An action is valid if its actor and target indices are within bounds
of the current number of units.
"""
my_units_len = len(self.units)
all_units_len = len(self.all_units)

# Create a 2D mask for valid actor-target pairs.
# A cell (i, j) is True if actor i and target j are valid units.
actor_mask = np.arange(MAX_UNITS) < my_units_len
target_mask = np.arange(MAX_UNITS * 2) < all_units_len
valid_pairs = np.logical_and(actor_mask[:, None], target_mask[None, :])

# Expand dimensions to (MAX_UNITS, 1, MAX_UNITS * 2).
expanded_mask = valid_pairs[:, None, :]

# Tile along the ability dimension, assuming all abilities are potentially valid.
# This creates the final 3D mask of shape (50, 2, 100).
final_mask = np.tile(expanded_mask, (1, NUM_ABILITIES, 1))

# Flatten the 3D mask into a 1D vector for the agent.
return final_mask.flatten()

async def on_step(self, iteration: int):
# The main loop now follows a cleaner Observe -> Act cycle.
if iteration % 8 == 0:
# 1. OBSERVE: Get the current state and generate the observation and mask.
observation = self._encode_state()
action_mask = self._get_action_mask()

# The observation is now a dictionary with "obs" and "action_mask" keys.
obs_dict = {
"obs": observation,
"action_mask": action_mask
}

terminated = self.townhalls.amount == 0

# 2. SEND OBSERVATION: Send the data to the agent and wait for an action.
self.obs_queue.put((obs_dict, 0.1, terminated, False, {}))

if terminated:
await self.client.leave()
return

# 3. ACT: Get the (now guaranteed valid) action from the agent and execute it.
try:
action = self.action_queue.get_nowait()
await self._decode_and_execute_action(action)
except queue.Empty:
pass


class DRL_RM_Env(SC2GymEnv):
"""The Gymnasium Wrapper, updated to use a Dict observation space."""
def __init__(self):
super().__init__(bot_class=DRL_RM_Bot, map_name="AcropolisLE")

self.action_space = MultiDiscrete([MAX_UNITS, NUM_ABILITIES, MAX_UNITS * 2])
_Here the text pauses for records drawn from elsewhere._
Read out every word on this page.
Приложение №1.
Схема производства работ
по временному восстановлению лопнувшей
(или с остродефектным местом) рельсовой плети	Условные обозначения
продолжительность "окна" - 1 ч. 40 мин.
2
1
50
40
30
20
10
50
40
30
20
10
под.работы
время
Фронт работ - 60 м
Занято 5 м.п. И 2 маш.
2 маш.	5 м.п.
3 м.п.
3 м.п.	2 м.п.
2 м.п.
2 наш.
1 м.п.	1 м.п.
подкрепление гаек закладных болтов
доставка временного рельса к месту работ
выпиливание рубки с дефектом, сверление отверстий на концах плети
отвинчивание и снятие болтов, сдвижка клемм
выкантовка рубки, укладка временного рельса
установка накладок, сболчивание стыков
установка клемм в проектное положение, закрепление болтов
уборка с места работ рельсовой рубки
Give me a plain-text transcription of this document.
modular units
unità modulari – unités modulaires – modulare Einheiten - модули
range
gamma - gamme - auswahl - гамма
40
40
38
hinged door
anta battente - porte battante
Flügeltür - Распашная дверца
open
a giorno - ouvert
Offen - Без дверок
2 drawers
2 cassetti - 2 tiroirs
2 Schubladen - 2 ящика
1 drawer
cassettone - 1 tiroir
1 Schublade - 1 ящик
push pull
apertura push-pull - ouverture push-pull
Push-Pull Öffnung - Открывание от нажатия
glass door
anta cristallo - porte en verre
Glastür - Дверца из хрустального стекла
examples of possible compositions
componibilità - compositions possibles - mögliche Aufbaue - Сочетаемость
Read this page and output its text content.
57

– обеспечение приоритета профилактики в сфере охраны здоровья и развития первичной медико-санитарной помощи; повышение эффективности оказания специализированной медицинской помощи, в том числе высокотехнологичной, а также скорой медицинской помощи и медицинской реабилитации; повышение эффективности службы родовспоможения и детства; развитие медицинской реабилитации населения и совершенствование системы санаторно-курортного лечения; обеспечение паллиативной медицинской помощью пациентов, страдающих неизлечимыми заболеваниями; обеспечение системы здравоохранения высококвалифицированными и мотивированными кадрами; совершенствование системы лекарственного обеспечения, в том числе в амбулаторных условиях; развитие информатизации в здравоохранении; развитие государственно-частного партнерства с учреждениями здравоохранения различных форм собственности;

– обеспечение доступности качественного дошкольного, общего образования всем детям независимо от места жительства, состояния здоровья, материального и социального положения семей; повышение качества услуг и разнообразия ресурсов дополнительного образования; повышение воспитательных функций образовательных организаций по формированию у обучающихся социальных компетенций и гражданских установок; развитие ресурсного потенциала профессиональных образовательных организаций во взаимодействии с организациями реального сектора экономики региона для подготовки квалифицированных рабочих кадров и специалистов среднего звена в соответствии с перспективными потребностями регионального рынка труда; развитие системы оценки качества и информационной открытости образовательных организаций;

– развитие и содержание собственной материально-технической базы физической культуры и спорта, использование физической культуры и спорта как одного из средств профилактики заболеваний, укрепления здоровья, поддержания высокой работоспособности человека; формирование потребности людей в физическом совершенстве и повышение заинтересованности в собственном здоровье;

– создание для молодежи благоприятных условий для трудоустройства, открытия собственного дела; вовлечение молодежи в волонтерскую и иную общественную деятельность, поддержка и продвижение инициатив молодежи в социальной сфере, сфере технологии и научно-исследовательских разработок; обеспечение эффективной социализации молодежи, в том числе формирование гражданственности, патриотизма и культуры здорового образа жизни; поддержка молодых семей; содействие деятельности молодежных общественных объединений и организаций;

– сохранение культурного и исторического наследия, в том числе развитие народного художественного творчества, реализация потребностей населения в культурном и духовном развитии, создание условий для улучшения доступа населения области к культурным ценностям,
# The observation space must now be a Dict space for MaskablePPO.
self.observation_space = Dict({
# The key "obs" holds our original unit feature matrix.
"obs": Box(low=0, high=1, shape=(MAX_UNITS, NUM_UNIT_FEATURES), dtype=np.float32),
# The key "action_mask" holds the boolean mask.
"action_mask": Box(low=0, high=1, shape=(self.action_space.nvec.prod(),), dtype=bool)
})

Step 3 - The Code: Updated train.py

Your training script requires a single, simple change: importing and using MaskablePPO. No other changes are needed, as MaskablePPO is designed to automatically find the "obs" and "action_mask" keys in the environment's observation space.

# train.py
import multiprocessing as mp
# Import from sb3_contrib instead of stable_baselines3
from sb3_contrib import MaskablePPO
from drl_rm_bot import DRL_RM_Env

def main():
env = DRL_RM_Env()

# Use the MaskablePPO class
model = MaskablePPO("MlpPolicy", env, verbose=1)

model.learn(total_timesteps=200_000)
model.save("ppo_masked_drl_rm")
env.close()

if __name__ == '__main__':
mp.freeze_support()
main()

With these modifications, your framework is now equipped with action masking, a crucial technique for making the complex DRL-RM agent trainable.